Within a multi-strategy portfolio, real assets are typically used to achieve three goals:

  • Deliver outperformance in times of inflation
  • Improve risk-adjusted returns through diversification
  • Sustain strong returns over full market cycles

Historically, no real asset has excelled on each of the criteria of inflation sensitivity, diversification potential and total return.

Commodities, for example, have historically performed best in the areas of inflation sensitivity and diversification, while real estate has historically produced relatively consistent attractive total returns.

While many investors allocate to each of the four main categories individually, a turnkey real asset solution that strategically and tactically invests in all four has the potential to overcome the tradeoffs of standalone real asset exposures and better capture the attributes positive real assets.

The resurgence of global inflation – unseen for more than 40 years – is prompting investors to take a closer look at their asset allocation.

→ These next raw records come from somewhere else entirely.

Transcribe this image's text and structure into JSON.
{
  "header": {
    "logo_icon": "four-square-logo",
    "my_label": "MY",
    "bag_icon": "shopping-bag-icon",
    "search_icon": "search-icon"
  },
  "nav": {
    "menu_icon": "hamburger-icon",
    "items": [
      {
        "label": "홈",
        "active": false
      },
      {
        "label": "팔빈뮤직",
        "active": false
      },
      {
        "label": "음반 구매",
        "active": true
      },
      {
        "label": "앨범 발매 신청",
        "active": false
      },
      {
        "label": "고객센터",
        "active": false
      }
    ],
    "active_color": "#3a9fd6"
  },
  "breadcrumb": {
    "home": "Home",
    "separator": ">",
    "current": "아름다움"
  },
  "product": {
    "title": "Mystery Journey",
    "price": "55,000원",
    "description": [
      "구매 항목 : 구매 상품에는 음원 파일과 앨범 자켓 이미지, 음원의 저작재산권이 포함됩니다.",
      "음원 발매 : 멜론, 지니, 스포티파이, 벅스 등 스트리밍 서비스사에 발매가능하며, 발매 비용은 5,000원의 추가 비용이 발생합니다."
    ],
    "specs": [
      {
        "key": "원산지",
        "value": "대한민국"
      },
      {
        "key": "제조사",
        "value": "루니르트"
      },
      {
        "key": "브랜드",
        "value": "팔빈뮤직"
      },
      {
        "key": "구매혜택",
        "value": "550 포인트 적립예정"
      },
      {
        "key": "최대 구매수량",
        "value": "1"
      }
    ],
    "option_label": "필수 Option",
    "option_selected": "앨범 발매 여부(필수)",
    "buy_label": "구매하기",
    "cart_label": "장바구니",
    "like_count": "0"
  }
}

Excessive exposure to traditional risk assets such as stocks and bonds, which excelled in the previous decade of disinflation, seems unlikely to provide the inflation protection, diversification and return profile that investors expect. got used to.

This new world order, marked by high inflation, rising interest rates, de-globalization, tight labor markets and heightened geopolitical risks, has rekindled investor interest in commodities.